We took Matty back to the hospital on New Year’s Eve and then got ready for what was the busiest night of all, but also the last big effort as everything would return to normal the next day. There were crowds of customers, many in fancy dress, and at midnight there was a brief reprieve at the bar when all the customers went out into the street to sing ‘Auld Lang Syne’ or get off with each other, depending on their age and inclination. I went outside to collect glasses, but first leant against the front wall of the pub smoking a cigarette and watched the drunk, happy, dressed-up people in the street. Lots of people came to hug me, and some of them mentioned Matty. ‘Let’s hope this will be a better year for you all, lass.’
I finished my fag, picked up the glasses from the street and walked down the alleyway to go in through the back door, passing a gorilla in the beer garden who was relieving himself into a plant pot.
We served up last orders and started on the mammoth task of getting the pub back to rights, which involved mopping up sick in the toilets, unblocking the urinals and sweeping up all the broken glass in the street. As usual, Dad gave himself all the most unpleasant jobs, and when everything was done we sat up with the rest of the staff, giving them drinks to thank them for working so hard. We got drunk really quickly as the adrenaline that had kept us going for the last hectic fortnight flooded out of our bodies, and we talked about New Year’s resolutions. All we wanted was for Matty to get better. It had been a fuck of a year.
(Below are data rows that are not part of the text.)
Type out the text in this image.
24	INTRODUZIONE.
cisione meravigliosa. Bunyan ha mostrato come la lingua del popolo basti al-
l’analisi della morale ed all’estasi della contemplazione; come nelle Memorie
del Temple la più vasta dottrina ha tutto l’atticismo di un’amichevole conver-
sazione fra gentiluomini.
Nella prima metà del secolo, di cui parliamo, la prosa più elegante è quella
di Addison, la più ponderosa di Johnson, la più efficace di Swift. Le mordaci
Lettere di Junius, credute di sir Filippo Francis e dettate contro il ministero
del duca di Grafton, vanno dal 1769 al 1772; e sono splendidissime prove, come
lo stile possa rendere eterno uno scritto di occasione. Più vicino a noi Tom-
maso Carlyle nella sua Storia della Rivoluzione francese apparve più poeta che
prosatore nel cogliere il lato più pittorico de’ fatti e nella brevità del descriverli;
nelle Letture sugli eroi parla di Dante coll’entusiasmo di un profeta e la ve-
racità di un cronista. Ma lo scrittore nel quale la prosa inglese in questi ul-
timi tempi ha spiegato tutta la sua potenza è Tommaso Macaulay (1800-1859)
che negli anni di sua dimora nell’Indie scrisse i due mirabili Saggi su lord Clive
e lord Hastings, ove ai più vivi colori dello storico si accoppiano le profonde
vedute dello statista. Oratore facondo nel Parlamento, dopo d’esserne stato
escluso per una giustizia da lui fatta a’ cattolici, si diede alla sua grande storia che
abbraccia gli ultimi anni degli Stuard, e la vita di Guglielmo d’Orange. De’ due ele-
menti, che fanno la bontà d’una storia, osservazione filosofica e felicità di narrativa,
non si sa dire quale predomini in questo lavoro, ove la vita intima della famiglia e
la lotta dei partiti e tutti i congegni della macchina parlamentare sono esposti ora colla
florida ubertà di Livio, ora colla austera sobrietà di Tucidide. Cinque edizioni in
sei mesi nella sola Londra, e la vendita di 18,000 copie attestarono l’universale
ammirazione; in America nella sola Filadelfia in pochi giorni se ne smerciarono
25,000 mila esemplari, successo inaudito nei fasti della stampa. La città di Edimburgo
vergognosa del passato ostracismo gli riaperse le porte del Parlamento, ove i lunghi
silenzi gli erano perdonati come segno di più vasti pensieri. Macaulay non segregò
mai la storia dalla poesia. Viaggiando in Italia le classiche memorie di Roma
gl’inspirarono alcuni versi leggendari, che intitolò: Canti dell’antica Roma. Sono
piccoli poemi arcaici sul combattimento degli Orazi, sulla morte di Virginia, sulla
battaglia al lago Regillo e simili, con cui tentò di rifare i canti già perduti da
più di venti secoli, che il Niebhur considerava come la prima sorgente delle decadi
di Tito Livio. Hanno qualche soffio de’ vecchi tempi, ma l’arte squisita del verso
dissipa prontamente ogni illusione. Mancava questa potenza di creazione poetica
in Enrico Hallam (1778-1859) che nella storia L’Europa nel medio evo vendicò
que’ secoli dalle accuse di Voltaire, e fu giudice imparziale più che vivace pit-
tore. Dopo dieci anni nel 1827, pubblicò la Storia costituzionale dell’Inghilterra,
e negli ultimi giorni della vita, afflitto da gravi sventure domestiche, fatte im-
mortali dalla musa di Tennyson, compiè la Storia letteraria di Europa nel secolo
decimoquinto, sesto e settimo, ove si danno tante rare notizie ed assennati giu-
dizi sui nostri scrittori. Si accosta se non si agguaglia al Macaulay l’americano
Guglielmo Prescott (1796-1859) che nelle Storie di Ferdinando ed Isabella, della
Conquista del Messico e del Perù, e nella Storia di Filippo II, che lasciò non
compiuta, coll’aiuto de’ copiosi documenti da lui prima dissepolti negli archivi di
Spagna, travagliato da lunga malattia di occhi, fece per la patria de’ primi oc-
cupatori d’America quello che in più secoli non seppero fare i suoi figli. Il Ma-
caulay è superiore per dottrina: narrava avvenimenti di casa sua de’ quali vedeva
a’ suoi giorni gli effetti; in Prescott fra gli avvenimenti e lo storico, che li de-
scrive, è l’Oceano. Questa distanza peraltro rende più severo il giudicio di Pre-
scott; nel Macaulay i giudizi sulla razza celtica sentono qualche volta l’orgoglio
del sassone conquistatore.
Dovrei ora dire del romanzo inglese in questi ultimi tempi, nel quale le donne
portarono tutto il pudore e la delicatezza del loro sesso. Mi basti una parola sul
Dad got super drunk, and Mum helped him up to bed, leaving me to lock up. I let everyone out and lingered a moment in the dark. 1991, I thought, what will you bring us? I climbed the back stairs, too sad to look in on Matty’s bedroom, and as I passed t
he door to my parents’ room I saw that Dad was lying on the floor, holding the leg of the empty hospital bed, sobbing. Polly was sitting next to him, her head on one side, looking sad.
I cried and cried myself to sleep, so drunk that I didn’t even wake up when I burned my knee on the radiator next to my bed. I still have the scar.
DRIVING WITHOUT DUE CARE AND ATTENTION
The police prepared a case against the driver who knocked Matty down and on 8 January – my eighteenth birthday – it came to court in Goole and was adjourned.
None of us were in the mood to celebrate my birthday. My parents gave me a card with irises on it and a cheque, but didn’t put any words in the card, just a row of kisses. I was glad they hadn’t tried to write anything celebratory: the idea that I might have a happy birthday was absurd. One of the ladies in our darts team made me a cake and I got drunk and then sobbed myself to sleep.
Matty’s birthday was a month later and we fetched him home for the weekend. Mum and Dad gave him a new cassette player and a clock.